(Investigator 20, 1991 September)

About 100 million people worldwide dread Friday the 13th. Many of them also dread the number 13 in other contexts. The Dictionary of Psychology calls this fear "triskaidekaphobia".

Some triskaidekaphobics take out insurance against the worst that bad luck can dish out on "Black Friday". Others spend the day in bed.

Ships tend to stay in harbour on Friday the 13th. The stock exchange will be comparatively quiet; aeroplane bookings are cancelled; public events may get postponed.

Skeptics, however, know that it's all very silly and often have a good smirk about it. Insurance statistics, for example, reveal no significant difference in accident claims between Friday the 13th and other days.

Most skeptics take Black Friday in their stride. Others take it to extremes. The thirteen members of New York's "Thirteen Club", founded in 1903, hold annual dinners on Friday the 13th on a 13th floor.

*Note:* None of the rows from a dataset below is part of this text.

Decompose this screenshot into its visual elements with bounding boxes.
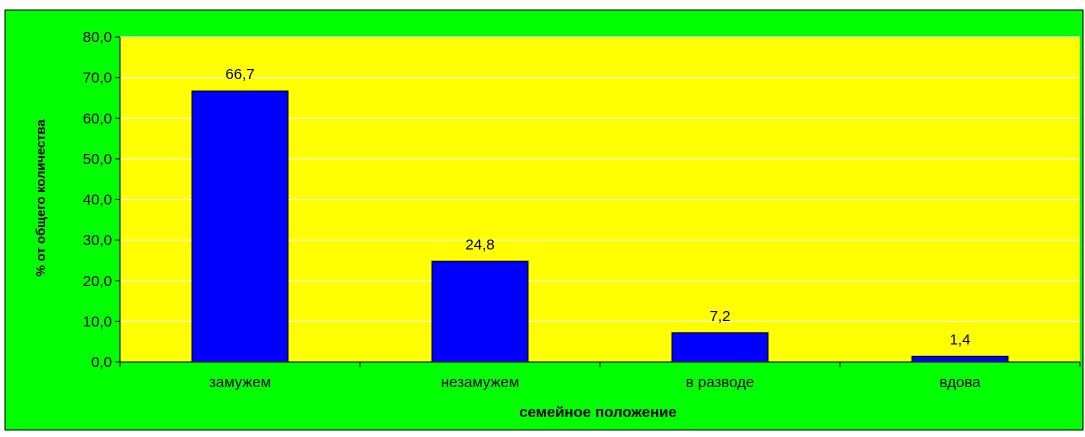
y-tick-label: 20,0 bbox=[83, 273, 112, 290]
x-category-label: вдова bbox=[939, 374, 981, 391]
bar bbox=[431, 260, 529, 363]
x-axis-title: семейное положение bbox=[519, 404, 676, 421]
bar bbox=[191, 90, 289, 363]
y-axis-title: % от общего количества bbox=[33, 119, 48, 277]
y-tick-label: 80,0 bbox=[83, 29, 112, 46]
axes bbox=[115, 36, 1081, 367]
y-tick-label: 40,0 bbox=[83, 192, 112, 209]
bar bbox=[911, 355, 1009, 363]
bars bbox=[191, 90, 1009, 363]
y-tick-label: 60,0 bbox=[83, 110, 112, 127]
y-tick-label: 70,0 bbox=[83, 70, 112, 87]
x-category-label: незамужем bbox=[441, 374, 519, 391]
data-label: 1,4 bbox=[950, 331, 971, 348]
x-category-label: замужем bbox=[209, 374, 271, 391]
data-label: 7,2 bbox=[710, 308, 731, 325]
y-tick-label: 50,0 bbox=[83, 151, 112, 168]
y-tick-label: 0,0 bbox=[91, 354, 112, 371]
labels: 0,0 10,0 20,0 30,0 40,0 50,0 60,0 70,0 80,0 66,7 з… bbox=[83, 29, 981, 391]
bar bbox=[671, 332, 769, 363]
y-tick-label: 30,0 bbox=[83, 232, 112, 249]
x-category-label: в разводе bbox=[686, 374, 754, 391]
data-label: 24,8 bbox=[465, 236, 494, 253]
y-tick-label: 10,0 bbox=[83, 313, 112, 330]
data-label: 66,7 bbox=[225, 66, 254, 83]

Members enter under a ladder, adjust their ties in broken mirrors and take seats under open umbrellas.

The Triskaidekaphobic Society goes to the opposite extreme. They use special diaries in which Friday 13th is missing and replaced by an extra Thursday. They also try to get floor 13 and room 13 renumbered in hotels.

In one USA town the triskaidekaphobics got a law passed to make black cats wear bells on Black Friday so as to be able to avoid crossing their path.

Friday the 13th is a black day for common sense if in no other way. Triskaidekaphobics and extreme skeptics unite in taking that day too seriously and behave like buffoons.